The Desmond Tutu Foundation said in a statement that he passed away in Cape Town on Sunday, one day after Christmas. The foundation called him “a living embodiment of faith in action, speaking boldly against racism, injustice, corruption, and oppression, not just in apartheid South Africa but wherever in the world he saw wrongdoing, especially when it impacted the most vulnerable and voiceless in society.”
Born in the township of Klerksdorp, South Africa, on October 7, 1931, Tutu was a man who always spoke truth to power, whether it was a white racist regime or a corrupt African dictatorship.
As South Africa’s first Black Anglican archbishop, he unhesitatingly used his office to bravely challenge the brutal racism of the country’s apartheid rulers.
“The primary violence — and White people don’t want to hear this — the primary terrorism in this country comes from the government. And until that system goes there is no hope at all of any stability in this land,” he said of South Africa’s racist system of rule.
But he could also turn that righteous fury onto his own supporters. In 1985, Tutu fearlessly broke up an angry South African mob and prevented them from burning a man to death on suspicion of being an apartheid spy.
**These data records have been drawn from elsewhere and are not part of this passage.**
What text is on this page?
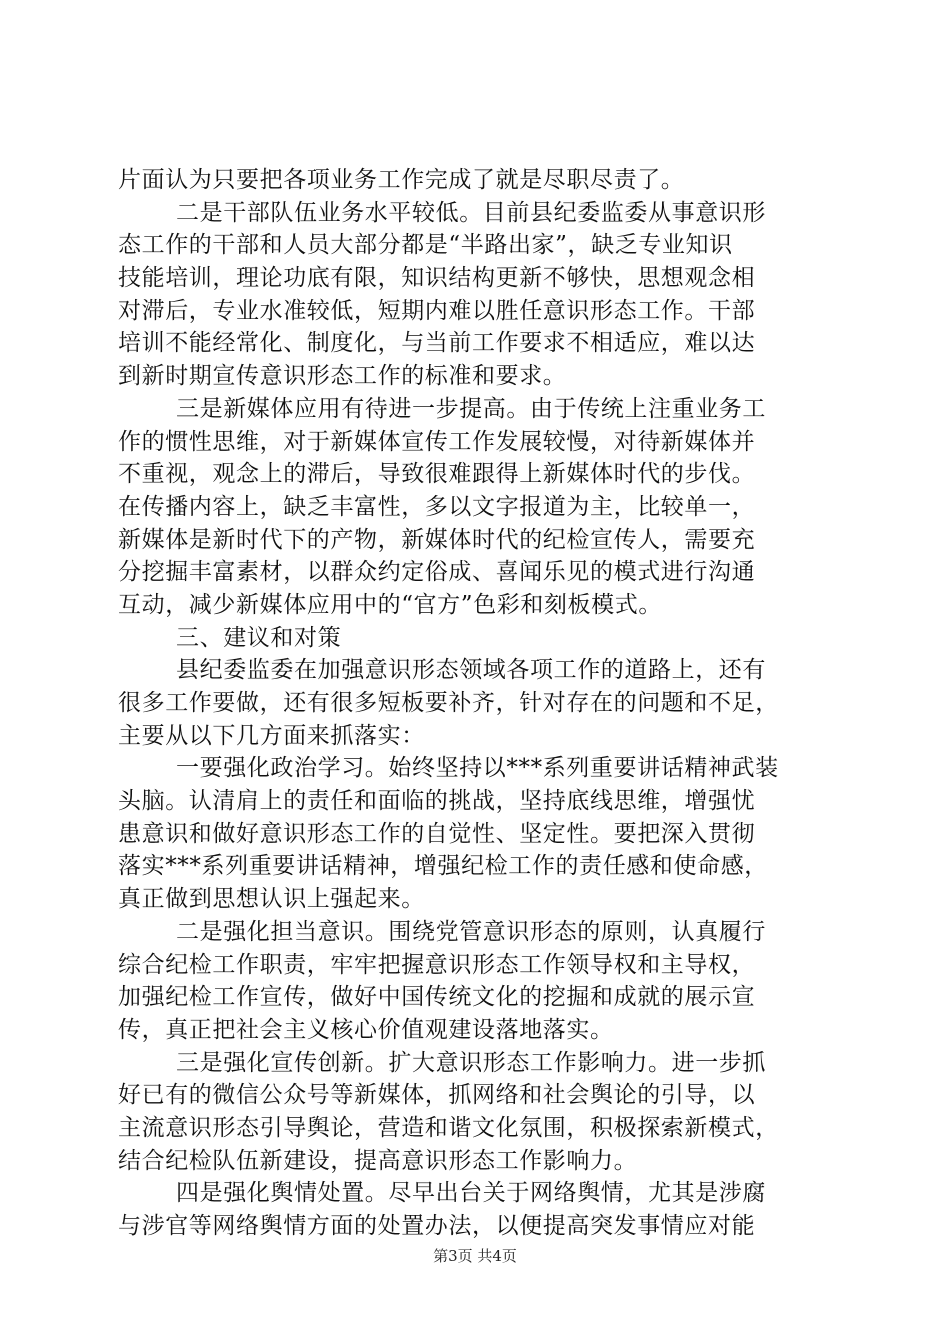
片面认为只要把各项业务工作完成了就是尽职尽责了。
二是干部队伍业务水平较低。目前县纪委监委从事意识形
态工作的干部和人员大部分都是“半路出家”，缺乏专业知识
技能培训，理论功底有限，知识结构更新不够快，思想观念相
对滞后，专业水准较低，短期内难以胜任意识形态工作。干部
培训不能经常化、制度化，与当前工作要求不相适应，难以达
到新时期宣传意识形态工作的标准和要求。
三是新媒体应用有待进一步提高。由于传统上注重业务工
作的惯性思维，对于新媒体宣传工作发展较慢，对待新媒体并
不重视，观念上的滞后，导致很难跟得上新媒体时代的步伐。
在传播内容上，缺乏丰富性，多以文字报道为主，比较单一，
新媒体是新时代下的产物，新媒体时代的纪检宣传人，需要充
分挖掘丰富素材，以群众约定俗成、喜闻乐见的模式进行沟通
互动，减少新媒体应用中的“官方”色彩和刻板模式。
三、建议和对策
县纪委监委在加强意识形态领域各项工作的道路上，还有
很多工作要做，还有很多短板要补齐，针对存在的问题和不足，
主要从以下几方面来抓落实：
一要强化政治学习。始终坚持以***系列重要讲话精神武装
头脑。认清肩上的责任和面临的挑战，坚持底线思维，增强忧
患意识和做好意识形态工作的自觉性、坚定性。要把深入贯彻
落实***系列重要讲话精神，增强纪检工作的责任感和使命感，
真正做到思想认识上强起来。
二是强化担当意识。围绕党管意识形态的原则，认真履行
综合纪检工作职责，牢牢把握意识形态工作领导权和主导权，
加强纪检工作宣传，做好中国传统文化的挖掘和成就的展示宣
传，真正把社会主义核心价值观建设落地落实。
三是强化宣传创新。扩大意识形态工作影响力。进一步抓
好已有的微信公众号等新媒体，抓网络和社会舆论的引导，以
主流意识形态引导舆论，营造和谐文化氛围，积极探索新模式，
结合纪检队伍新建设，提高意识形态工作影响力。
四是强化舆情处置。尽早出台关于网络舆情，尤其是涉腐
与涉官等网络舆情方面的处置办法，以便提高突发事情应对能
第3页 共4页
When the dark days of apartheid finally ended and Tutu’s long-time friend and Nelson Mandela was released from 27 years behind bars, the irrepressible Arch, as he was affectionately known, could not hold back his joy.
“Hey, freedom is coming,” he rejoiced while dancing. “I have never said ‘Viva’ before but I say now ‘Viva!'”
And it was Mandela who, after being elected South Africa’s president, appointed his friend Tutu to lead the country’s Truth and Reconciliation Commission — a body tasked with uncovering the truth about the apartheid government’s brutality.
At times it moved Tutu to tears, but there was a measured consistency in his approach. Like the time he begged Mandela’s former wife Winnie Madikizela-Mandela to apologize for abducting a young boy in 1988 because she believed he was an apartheid spy. The 14-year-old child’s battered body was found many weeks later.
The business of dismantling apartheid was not all doom and gloom. Tutu had a self-deprecating sense of humor.
“One lady said to me, ‘Eh, bishop, if they do this when you come here, can you imagine what is going to happen when Nelson [Mandela] comes!'” he once recounted.
Quick to crack a joke or break out into song and dance, the world is a little darker without him. He leaves behind a foundation committed to human rights but his real legacy is the wonderful tale of how a diminutive pastor with a big laugh became a global conscience for the world.